El presidente del Gobierno, Pedro Sánchez, ha elevado el tono contra Israel tras el veto a la celebración del Domingo de Ramos en el Santo Sepulcro de Jerusalén, en una decisión sin precedentes que ha encendido la reacción internacional.
El detonante: la Policía israelí impidió el acceso al cardenal Pierbattista Pizzaballa, máxima autoridad católica en Tierra Santa, para oficiar la misa en uno de los lugares más sagrados del cristianismo. Una medida que Israel justifica por motivos de seguridad en plena escalada bélica con Irán. 
Sánchez fue directo: calificó lo ocurrido como un “ataque injustificado a la libertad religiosa” y exigió respeto a la diversidad de credos y al derecho internacional, subrayando que la decisión se produjo “sin explicación alguna”. 
La respuesta no se quedó en Madrid. Francia, Italia e incluso Estados Unidos se sumaron a la condena, mientras Roma ya ha anunciado la convocatoria del embajador israelí para exigir explicaciones. 
El episodio agrava aún más la tensión entre España e Israel, deteriorada en las últimas semanas por el posicionamiento de Sánchez contra la ofensiva en Oriente Próximo y su defensa del “no a la guerra”. 
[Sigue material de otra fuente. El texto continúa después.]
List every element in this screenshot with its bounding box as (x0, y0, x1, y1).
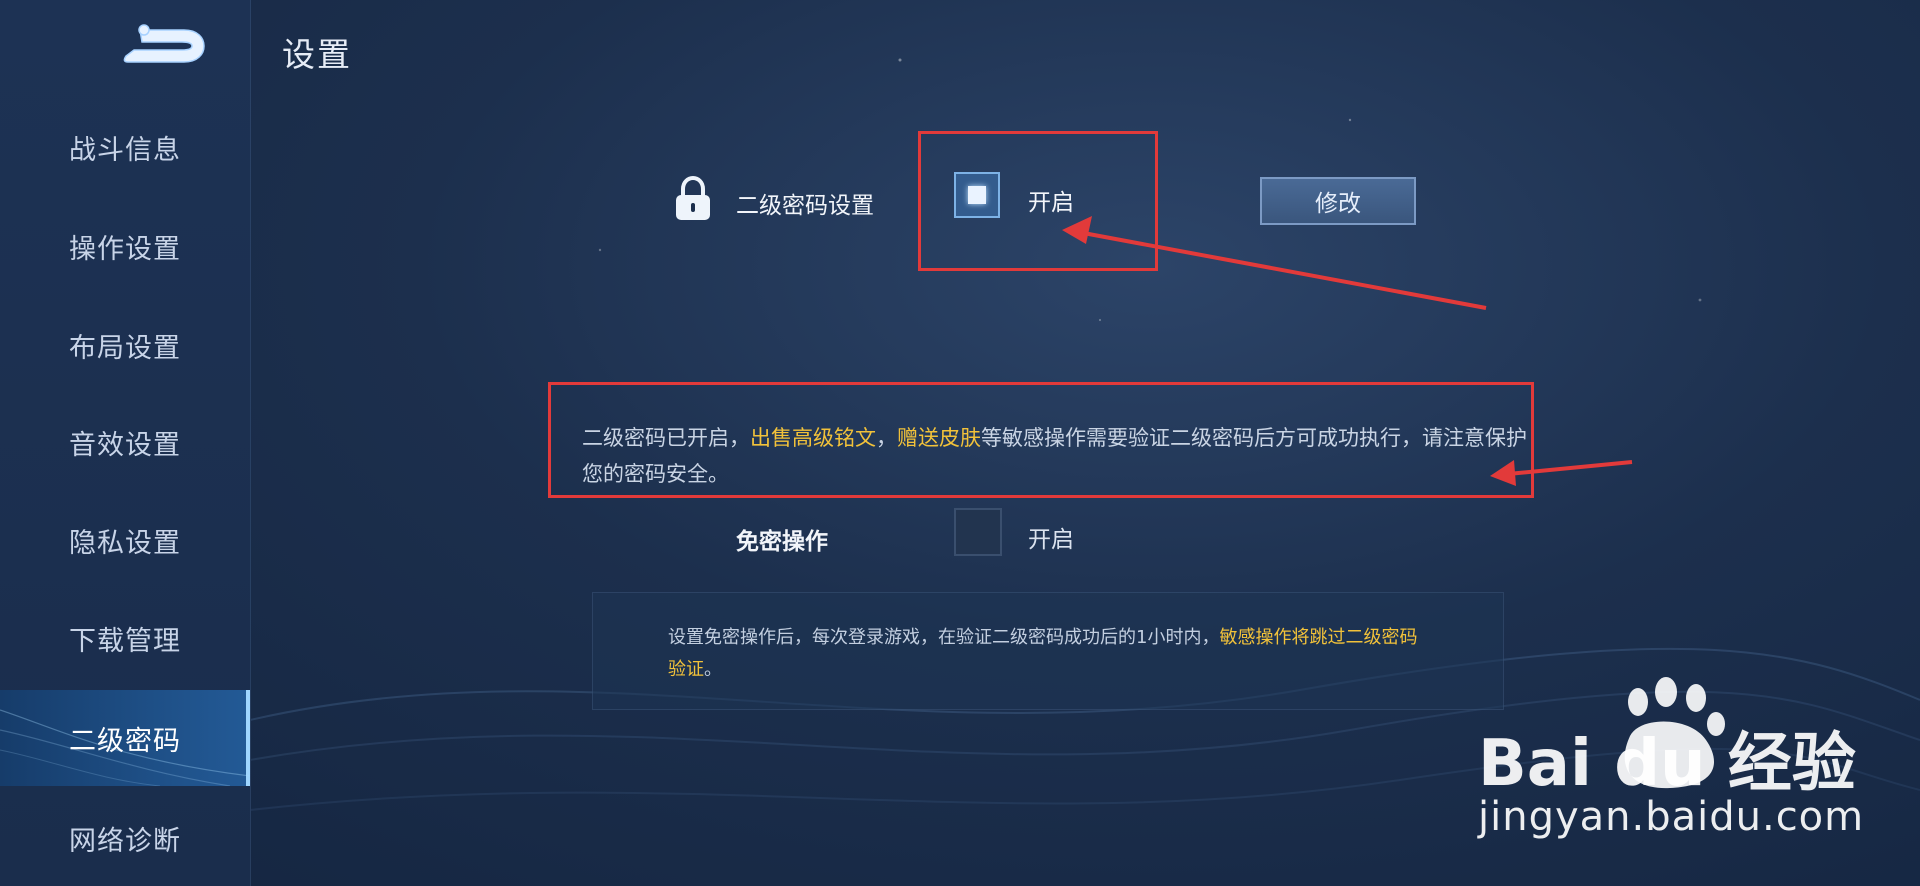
sidebar-item-battle-info[interactable]: 战斗信息 (0, 99, 250, 195)
sidebar-item-label: 二级密码 (69, 725, 181, 757)
password-free-info: 设置免密操作后，每次登录游戏，在验证二级密码成功后的1小时内，敏感操作将跳过二级… (668, 622, 1428, 686)
sidebar-item-label: 布局设置 (69, 332, 181, 364)
sidebar-item-downloads[interactable]: 下载管理 (0, 590, 250, 686)
sidebar-item-privacy[interactable]: 隐私设置 (0, 492, 250, 588)
lock-icon (676, 176, 710, 220)
sidebar-item-network-diagnosis[interactable]: 网络诊断 (0, 790, 250, 886)
sidebar: 战斗信息 操作设置 布局设置 音效设置 隐私设置 下载管理 二级密码 网络诊断 (0, 0, 251, 886)
sidebar-item-secondary-password[interactable]: 二级密码 (0, 690, 250, 786)
sidebar-item-layout[interactable]: 布局设置 (0, 297, 250, 393)
sidebar-item-label: 战斗信息 (69, 134, 181, 166)
watermark-url: jingyan.baidu.com (1478, 794, 1865, 840)
password-free-label: 免密操作 (736, 529, 828, 555)
secondary-password-label: 二级密码设置 (736, 193, 874, 219)
info-text: 设置免密操作后，每次登录游戏，在验证二级密码成功后的1小时内， (668, 627, 1220, 648)
sidebar-item-label: 网络诊断 (69, 825, 181, 857)
password-free-checkbox[interactable] (954, 508, 1002, 556)
modify-button[interactable]: 修改 (1260, 177, 1416, 225)
annotation-box-toggle (918, 131, 1158, 271)
sidebar-item-label: 操作设置 (69, 233, 181, 265)
info-text: 。 (704, 659, 722, 680)
sidebar-item-label: 隐私设置 (69, 527, 181, 559)
sidebar-item-label: 下载管理 (69, 625, 181, 657)
sidebar-item-controls[interactable]: 操作设置 (0, 198, 250, 294)
watermark-brand: Bai du 经验 (1478, 727, 1856, 801)
password-free-toggle-label: 开启 (1028, 527, 1074, 553)
back-arrow-icon[interactable] (118, 22, 208, 70)
sidebar-item-sound[interactable]: 音效设置 (0, 394, 250, 490)
annotation-box-info (548, 382, 1534, 498)
page-title: 设置 (282, 35, 352, 74)
sidebar-item-label: 音效设置 (69, 429, 181, 461)
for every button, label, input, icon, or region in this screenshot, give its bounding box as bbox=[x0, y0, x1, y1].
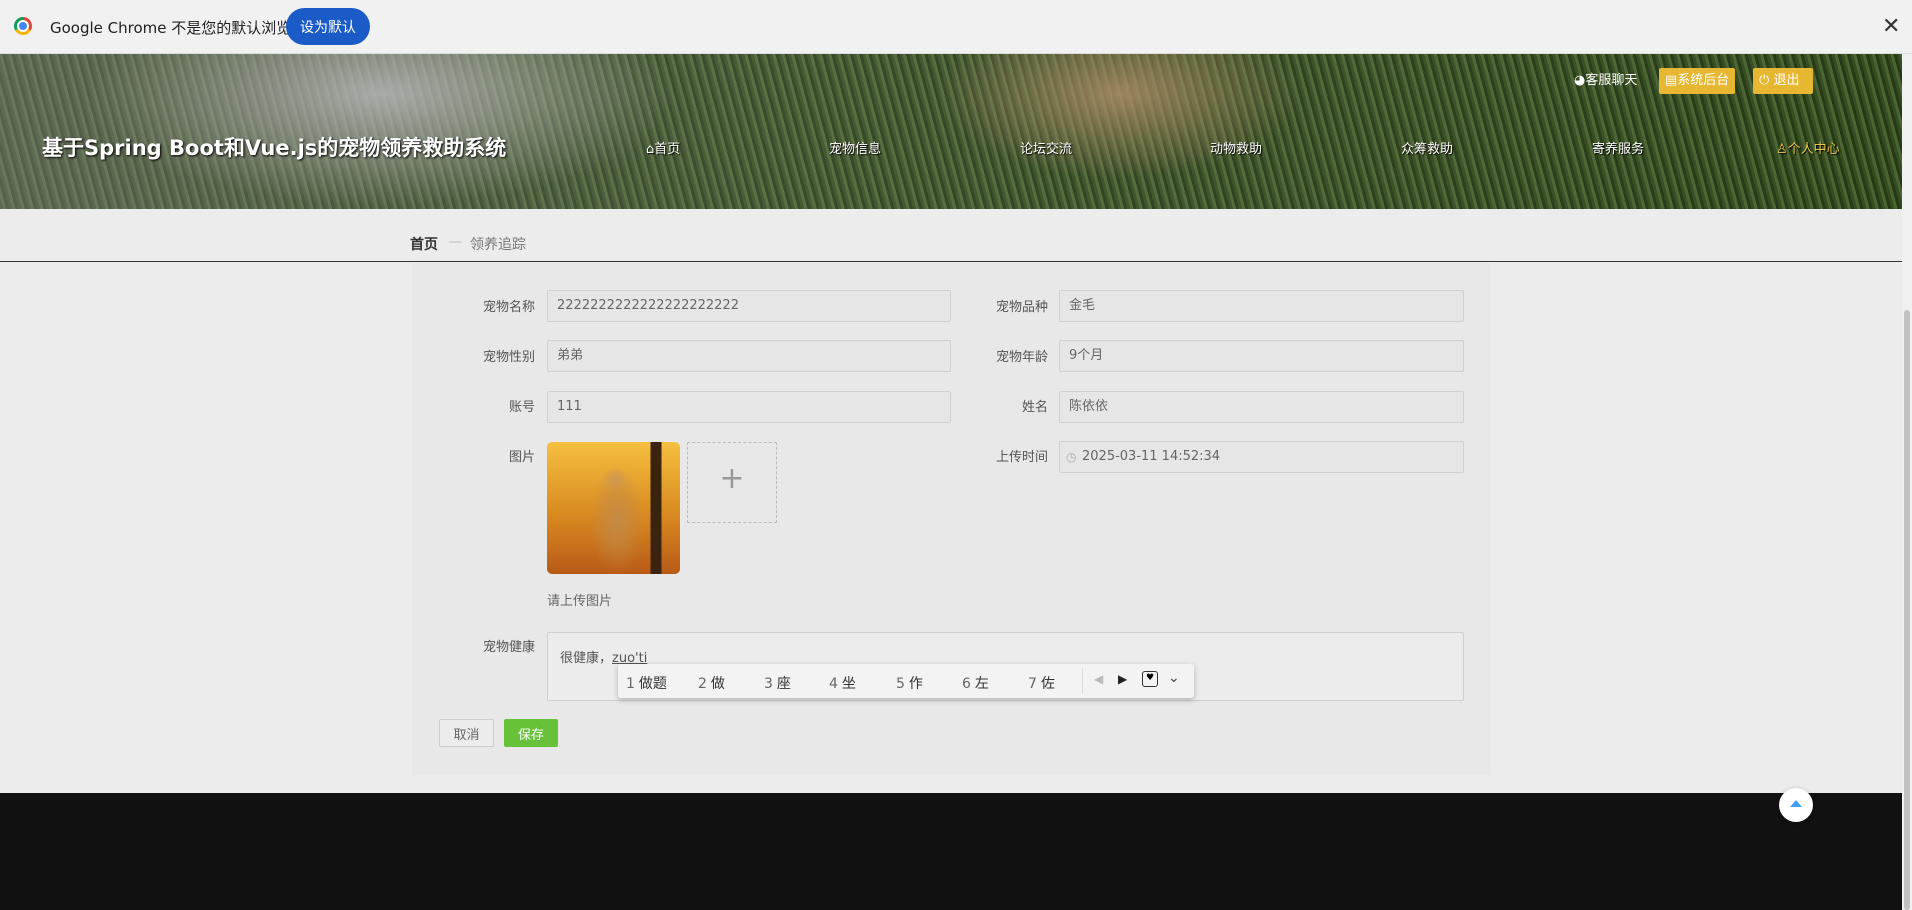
candidate-text: 做题 bbox=[638, 676, 667, 692]
plus-icon: + bbox=[719, 461, 745, 496]
chrome-logo-icon bbox=[14, 17, 32, 35]
nav-forum-label: 论坛交流 bbox=[1020, 142, 1073, 157]
candidate-text: 佐 bbox=[1040, 676, 1055, 692]
account-field[interactable]: 111 bbox=[547, 391, 951, 423]
account-label: 账号 bbox=[508, 400, 535, 415]
logout-label: 退出 bbox=[1773, 73, 1800, 88]
close-icon[interactable]: ✕ bbox=[1882, 14, 1900, 39]
pet-health-label: 宠物健康 bbox=[482, 640, 535, 655]
ime-candidate[interactable]: 2做 bbox=[698, 673, 725, 693]
ime-divider bbox=[1082, 668, 1083, 694]
candidate-text: 做 bbox=[710, 676, 725, 692]
pet-health-value: 很健康， bbox=[560, 651, 613, 666]
admin-label: 系统后台 bbox=[1677, 73, 1730, 88]
name-field[interactable]: 陈依依 bbox=[1059, 391, 1464, 423]
candidate-text: 作 bbox=[908, 676, 923, 692]
nav-home[interactable]: ⌂首页 bbox=[646, 138, 680, 157]
pet-name-label: 宠物名称 bbox=[482, 300, 535, 315]
candidate-number: 6 bbox=[962, 676, 971, 692]
chat-label: 客服聊天 bbox=[1585, 73, 1638, 88]
emoji-panel-icon[interactable]: ♥ bbox=[1142, 671, 1158, 687]
nav-pet-info[interactable]: 宠物信息 bbox=[829, 138, 881, 157]
name-label: 姓名 bbox=[1021, 400, 1048, 415]
ime-candidate[interactable]: 3座 bbox=[764, 673, 791, 693]
admin-button[interactable]: ▤系统后台 bbox=[1659, 68, 1736, 94]
breadcrumb-separator: — bbox=[448, 234, 462, 250]
set-default-button[interactable]: 设为默认 bbox=[286, 8, 370, 45]
chat-link[interactable]: ◕客服聊天 bbox=[1568, 68, 1643, 94]
pet-breed-field[interactable]: 金毛 bbox=[1059, 290, 1464, 322]
nav-animal-rescue-label: 动物救助 bbox=[1210, 142, 1263, 157]
pet-photo[interactable] bbox=[547, 442, 680, 574]
nav-forum[interactable]: 论坛交流 bbox=[1020, 138, 1072, 157]
back-to-top-button[interactable] bbox=[1779, 788, 1813, 822]
upload-time-value: 2025-03-11 14:52:34 bbox=[1082, 449, 1221, 464]
candidate-number: 1 bbox=[626, 676, 635, 692]
breadcrumb-home[interactable]: 首页 bbox=[410, 234, 438, 254]
logout-button[interactable]: ⏻ 退出 bbox=[1753, 68, 1813, 94]
site-header: 基于Spring Boot和Vue.js的宠物领养救助系统 ◕客服聊天 ▤系统后… bbox=[0, 54, 1902, 209]
ime-candidate[interactable]: 6左 bbox=[962, 673, 989, 693]
breadcrumb: 首页 — 领养追踪 bbox=[0, 226, 1902, 262]
power-icon: ⏻ bbox=[1759, 73, 1770, 88]
upload-hint: 请上传图片 bbox=[547, 594, 613, 609]
image-label: 图片 bbox=[508, 450, 535, 465]
candidate-number: 2 bbox=[698, 676, 707, 692]
ime-candidate[interactable]: 4坐 bbox=[829, 673, 856, 693]
nav-foster[interactable]: 寄养服务 bbox=[1592, 138, 1644, 157]
breadcrumb-current: 领养追踪 bbox=[470, 237, 526, 253]
chat-icon: ◕ bbox=[1574, 73, 1586, 88]
pet-gender-label: 宠物性别 bbox=[482, 350, 535, 365]
nav-personal-center-label: 个人中心 bbox=[1787, 142, 1840, 157]
ime-candidate[interactable]: 1 做题 bbox=[626, 673, 667, 693]
upload-image-button[interactable]: + bbox=[687, 442, 777, 523]
candidate-text: 左 bbox=[974, 676, 989, 692]
pet-age-label: 宠物年龄 bbox=[995, 350, 1048, 365]
site-title: 基于Spring Boot和Vue.js的宠物领养救助系统 bbox=[42, 136, 507, 160]
nav-pet-info-label: 宠物信息 bbox=[829, 142, 882, 157]
nav-home-label: 首页 bbox=[654, 142, 681, 157]
copy-icon: ▤ bbox=[1665, 73, 1678, 88]
pet-age-field[interactable]: 9个月 bbox=[1059, 340, 1464, 372]
nav-foster-label: 寄养服务 bbox=[1592, 142, 1645, 157]
clock-icon: ◷ bbox=[1066, 450, 1077, 464]
candidate-number: 3 bbox=[764, 676, 773, 692]
nav-personal-center[interactable]: ♙个人中心 bbox=[1776, 138, 1840, 157]
chevron-down-icon[interactable]: ⌄ bbox=[1168, 670, 1180, 686]
infobar-message: Google Chrome 不是您的默认浏览器 bbox=[50, 19, 307, 37]
ime-candidate[interactable]: 7佐 bbox=[1028, 673, 1055, 693]
candidate-text: 座 bbox=[776, 676, 791, 692]
nav-animal-rescue[interactable]: 动物救助 bbox=[1210, 138, 1262, 157]
user-icon: ♙ bbox=[1776, 142, 1788, 157]
ime-candidate-bar: 1 做题 2做 3座 4坐 5作 6左 7佐 ◀ ▶ ♥ ⌄ bbox=[618, 664, 1194, 698]
ime-candidate[interactable]: 5作 bbox=[896, 673, 923, 693]
candidate-number: 5 bbox=[896, 676, 905, 692]
nav-crowdfunding[interactable]: 众筹救助 bbox=[1401, 138, 1453, 157]
page-scrollbar[interactable] bbox=[1902, 54, 1912, 910]
prev-page-icon[interactable]: ◀ bbox=[1094, 672, 1103, 686]
nav-crowdfunding-label: 众筹救助 bbox=[1401, 142, 1454, 157]
page-footer bbox=[0, 793, 1902, 910]
pet-name-field[interactable]: 2222222222222222222222 bbox=[547, 290, 951, 322]
save-button[interactable]: 保存 bbox=[504, 719, 558, 747]
upload-time-label: 上传时间 bbox=[995, 450, 1048, 465]
upload-time-field[interactable]: ◷ 2025-03-11 14:52:34 bbox=[1059, 441, 1464, 473]
default-browser-infobar: Google Chrome 不是您的默认浏览器 设为默认 ✕ bbox=[0, 0, 1912, 54]
scrollbar-thumb[interactable] bbox=[1904, 310, 1910, 910]
candidate-number: 4 bbox=[829, 676, 838, 692]
next-page-icon[interactable]: ▶ bbox=[1118, 672, 1127, 686]
cancel-button[interactable]: 取消 bbox=[439, 719, 494, 747]
candidate-number: 7 bbox=[1028, 676, 1037, 692]
candidate-text: 坐 bbox=[841, 676, 856, 692]
pet-gender-field[interactable]: 弟弟 bbox=[547, 340, 951, 372]
pet-breed-label: 宠物品种 bbox=[995, 300, 1048, 315]
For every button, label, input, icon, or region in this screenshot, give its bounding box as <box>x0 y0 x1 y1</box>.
El conflicto trasciende lo religioso: Jerusalén vuelve a convertirse en el epicentro de una batalla diplomática global donde España ha decidido situarse en primera línea.
Claves
• Primera vez en siglos que se impide esta misa en el Santo Sepulcro.
• Israel alega seguridad por la guerra con Irán.
• Sánchez denuncia vulneración de la libertad religiosa.
• Italia convoca al embajador: escalada diplomática.
• Nuevo choque directo España–Israel.